Son Dakika Haberler
Siyonistlerin dünyadaki finans kapitali ele geçirme süreci; 1750’li yıllarda başlamış, Amerikan merkez bankası FED’in kurulmasıyla devam etmiş son yüz yılda ise başta silah sanayi ve finans sektörü olmak üzere çok uluslu şirketlerin tamamına yakınını ele geçirmişlerdir. Yahudi olmayan birinin malı, onu ilk bulan Yahudi’nindir sapkın inanışından aldıkları motivasyonla kimi şirketleri büyüterek, kimi şirketleri batırarak küresel ekonomiyi hâkimiyetleri altına almışlardır. Böylece ellerindeki parasal gücü kullanarak Uluslararası medya kuruluşlarını, haber ajanslarını ve sosyal medya platformlarını ele geçirip; Siyonistlerin iyi dediğine iyi kötü dediğine kötü diyecek bir medya düzeni inşa ettiler. Bunun bir sonucu olarakta İsrailli gaspçıları “yerleşimci” olarak yutturmayı başardılar. Siyasetlerine finansman sağladıkları liderlerin ülkelerini borçlandırıp bu ülkeleri İsrail’in güvenlik şirketine çevirdiler. Bu bağlamda özellikle G-7 ülkelerine diz çöktürmüş durumdalar. Uluslararası sivil toplum kuruluşlarına sağladıkları fonlarla bu kuruluşları Siyonizm’in çıkarlarına hizmet eden kullanışlı aparatlara dönüştürdüler. Oluşturdukları finansal ağlarla bireyleri borçlandırıp ekonomik köleler haline getirdiler. Amaçlarına ulaşmak için; açlığı, ekonomik krizleri ve öldürmeyi araç olarak kullanmaktan çekinmediler. İsrail’in ayakta kalması için insanlığı ateşe atmaya cüret ettiler.
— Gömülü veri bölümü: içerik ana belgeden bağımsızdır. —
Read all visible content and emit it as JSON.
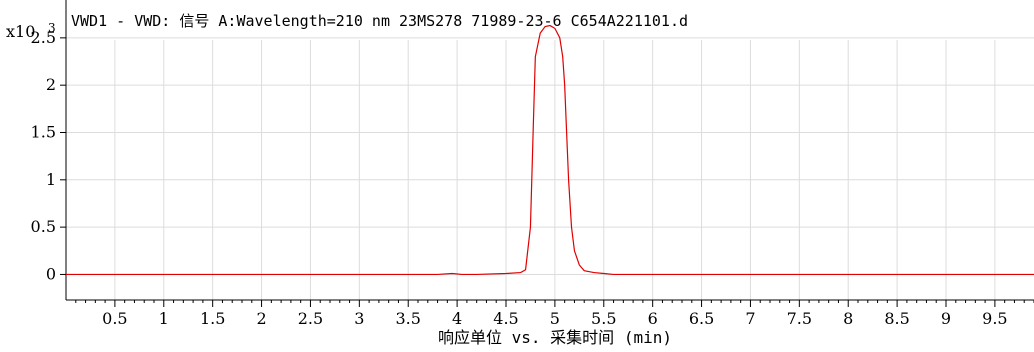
{
  "chart_data": {
    "type": "line",
    "title": "VWD1 - VWD: 信号 A:Wavelength=210 nm 23MS278 71989-23-6 C654A221101.d",
    "y_scale_label": "x10",
    "y_scale_exponent": "3",
    "xlabel": "响应单位 vs. 采集时间 (min)",
    "ylabel": "",
    "xlim": [
      0.0,
      9.9
    ],
    "ylim": [
      -0.27,
      2.9
    ],
    "x_ticks": [
      0.5,
      1,
      1.5,
      2,
      2.5,
      3,
      3.5,
      4,
      4.5,
      5,
      5.5,
      6,
      6.5,
      7,
      7.5,
      8,
      8.5,
      9,
      9.5
    ],
    "x_tick_labels": [
      "0.5",
      "1",
      "1.5",
      "2",
      "2.5",
      "3",
      "3.5",
      "4",
      "4.5",
      "5",
      "5.5",
      "6",
      "6.5",
      "7",
      "7.5",
      "8",
      "8.5",
      "9",
      "9.5"
    ],
    "y_ticks": [
      0,
      0.5,
      1,
      1.5,
      2,
      2.5
    ],
    "y_tick_labels": [
      "0",
      "0.5",
      "1",
      "1.5",
      "2",
      "2.5"
    ],
    "grid": true,
    "line_color": "#e00000",
    "series": [
      {
        "x": [
          0.0,
          1.0,
          2.0,
          3.0,
          3.8,
          3.95,
          4.05,
          4.2,
          4.5,
          4.65,
          4.7,
          4.75,
          4.78,
          4.8,
          4.85,
          4.9,
          4.95,
          5.0,
          5.05,
          5.08,
          5.1,
          5.12,
          5.14,
          5.17,
          5.2,
          5.25,
          5.3,
          5.4,
          5.5,
          5.6,
          6.0,
          7.0,
          8.0,
          9.0,
          9.9
        ],
        "y": [
          0.0,
          0.0,
          0.0,
          0.0,
          0.0,
          0.01,
          0.0,
          0.0,
          0.01,
          0.02,
          0.05,
          0.5,
          1.6,
          2.3,
          2.55,
          2.62,
          2.63,
          2.6,
          2.5,
          2.3,
          2.0,
          1.5,
          1.0,
          0.5,
          0.25,
          0.1,
          0.04,
          0.02,
          0.01,
          0.0,
          0.0,
          0.0,
          0.0,
          0.0,
          0.0
        ]
      }
    ]
  }
}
Tüm bu olanlar ayan beyan ortadayken; İsrail’e finansörlük yapan Siyonist baronların finans kaynakları zayıflatılmadan; Gazze dâhil İslam coğrafyalarındaki soykırımların son bulacağını beklemek ham bir hayalden öteye geçemez. İnsanlığın elindeki tek silah Siyonistlere diz çöktürecek ekonomik boykottur. Şeytanlaşmış bu grubun batıl inanışlarını gerçekleştirmek uğruna en çok çekindikleri mevzuda boykotlar nedeniyle sahip oldukları paralarını kaybetme korkusudur. Tamda bu sebeple insanlık için; Siyonist orijinli şirketlere karşı yürütülen boykotlar ihmal edilemeyecek kadar imani ve insani bir mesele haline gelmiştir. Amma velakin dünyadaki 2 milyar Müslüman nüfus boykot meselesine farklı farklı gerekçelerden dolayı yeterince ilgi göstermiyorlar. Gazze’deki ateşkes anlaşmasından sonra sanki İsrail’in yapacağı soykırımlar bitmiş gibi katliama destek veren markaların ürünleri hem de ramazan sofralarında tekrar yerini almaya başladı. Sahi İsrail imana gelip cinayetlerini durdurmadığına göre boykotları neden yavaşlattık acaba?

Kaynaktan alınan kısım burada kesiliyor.